Любопытно, что этот концерт послужил причиной самых острых нападок на музыку Гершвина. Во время репетиции четырех гершвиновских песен, для которых Дейли помимо оркестровки специально написал связующие их музыкальные пассажи, трубач сыграл фрагмент одного из переходов, который вызвал недоумение Дейли. Он спросил: "Это что, я написал?" Реакцией на этот вопрос было то, что один из альтистов оркестра, Уильям Линкольн Лангли, заявил в печати, что Дейли якобы приложил руку ко
Дейли ринулся в бой, решив "вправить мозги" Лангли. Он написал письмо в "Нью-Йорк Таймс" (15 января 1933 года): "Я признателен г-ну Лангли за комплимент, но я не имею никакого отношения ни к сочинению, ни к оркестровке "Американца"… Ни в одном из его произведений нет ни одной моей ноты, так же как ни одного такта его симфонической музыки в моей оркестровке".
Статья, написанная Лангли, так разъярила Джорджа Гершвина, что (редчайший случай в его жизни) он решил привлечь его к суду за клевету, даже несмотря на то, что Джордж Джин Нейтан предложил ему написать ответную статью без ограничения объема, чтобы показать вздорность направленных на него обвинений. Но прошла неделя, другая, и Джордж, Айра и приглашенный ими юрист почувствовали, что было бы глупо раздувать дальше этот в общем-то довольно комический инцидент.
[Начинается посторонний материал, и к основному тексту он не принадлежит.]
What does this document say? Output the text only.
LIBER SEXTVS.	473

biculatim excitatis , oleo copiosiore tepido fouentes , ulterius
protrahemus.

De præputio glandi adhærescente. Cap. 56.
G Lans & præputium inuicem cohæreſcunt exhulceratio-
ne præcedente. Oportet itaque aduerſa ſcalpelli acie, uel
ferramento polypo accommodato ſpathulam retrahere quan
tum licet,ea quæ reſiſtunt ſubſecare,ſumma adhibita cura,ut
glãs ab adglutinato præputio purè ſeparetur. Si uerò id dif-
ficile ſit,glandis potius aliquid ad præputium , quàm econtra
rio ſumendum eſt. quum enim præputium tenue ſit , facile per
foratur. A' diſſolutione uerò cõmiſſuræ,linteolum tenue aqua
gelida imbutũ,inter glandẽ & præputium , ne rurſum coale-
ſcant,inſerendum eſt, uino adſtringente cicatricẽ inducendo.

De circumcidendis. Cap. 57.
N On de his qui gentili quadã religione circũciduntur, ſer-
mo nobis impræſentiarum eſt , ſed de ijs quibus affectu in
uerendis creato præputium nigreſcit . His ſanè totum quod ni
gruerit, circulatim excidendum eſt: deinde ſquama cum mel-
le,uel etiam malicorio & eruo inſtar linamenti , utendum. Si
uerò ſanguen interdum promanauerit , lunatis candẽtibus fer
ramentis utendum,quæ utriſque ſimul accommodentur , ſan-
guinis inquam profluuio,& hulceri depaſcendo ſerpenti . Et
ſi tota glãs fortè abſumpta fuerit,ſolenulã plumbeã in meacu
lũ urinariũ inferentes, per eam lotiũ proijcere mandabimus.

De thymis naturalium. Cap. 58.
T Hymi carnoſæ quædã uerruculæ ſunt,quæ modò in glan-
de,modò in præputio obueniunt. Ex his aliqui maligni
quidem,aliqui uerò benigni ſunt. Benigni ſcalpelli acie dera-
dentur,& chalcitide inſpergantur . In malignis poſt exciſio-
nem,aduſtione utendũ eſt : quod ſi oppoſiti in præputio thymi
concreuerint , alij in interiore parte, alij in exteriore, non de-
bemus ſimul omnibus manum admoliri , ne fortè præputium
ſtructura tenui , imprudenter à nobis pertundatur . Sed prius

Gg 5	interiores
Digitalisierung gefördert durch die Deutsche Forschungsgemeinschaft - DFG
А затем, после появления в печати письма Дейли, опровергнувшего измышления Лангли, этот неприятный эпизод был предан забвению.
Глава XVIII
ЗАНЯТОЙ ЧЕЛОВЕК
В 1933 году Джордж Гершвин переезжает из дома № 33 на Ривер-сайд-драйв в новую, более просторную и удобную квартиру, расположенную по адресу 72-я Восточная улица, дом 132. Айра и Ли поселились напротив, в доме под номером 125. Если раньше их квартиры соединяла общая терраса, то теперь они в любое время дня и ночи могли позвонить друг другу по специальному телефону, не имеющему выхода на общегородскую сеть.
Новая квартира Джорджа соответствовала его статусу гиганта американской популярной музыки с годовым доходом свыше ста тысяч долларов. Она занимала два этажа и помимо четырнадцати жилых комнат была оснащена гимнастическим залом, художественной мастерской, отделанной великолепными панелями комнатой для деловых приемов, английским садом, кладовой, верандой-спальней с зашторенными окнами и комнатой-баром со стеклянными стенами. Гостиная, с ее высоким потолком и многочисленными предметами искусства, была настоящим художественным музеем. Кроме произведений великих живописцев, здесь было и несколько картин, написанных самим Гершвином, в частности портрет отца композитора. В его рабочем кабинете стоял специальный стол, сделанный Джорджем по собственным чертежам. Он был достаточно просторен, чтобы на нем можно было расположить листы партитуры (отпечатанные по специальному заказу, с именем Гершвина в левом верхнем углу каждой страницы), имел особые панели, откидные доски, встроенные точилки для карандашей и всевозможные ящики и полочки для карандашей, линеек, ластиков и т. д. (После смерти Джорджа Айра подарил этот стол — а четверо душеприказчиков Розы Гершвин, в свою очередь, рукописи и наброски как его симфонических, так и произведений легкого жанра, — Библиотеке Конгресса в Вашингтоне.) Мебель и весь интерьер квартиры отличались благородной сдержанностью тонов и линий, будучи одновременно вполне в духе времени. Человеку, впервые посетившему Гершвина в его новой квартире, Джордж не без гордости сообщал, что своим видом квартира обязана "одному из лучших декораторов". К этому времени он уже "перерос" пристрастие к суровому модернизму, отличавшему обстановку квартиры на Риверсайд-драйв, и заполнил свое жилище предметами, которые ему действительно нравились.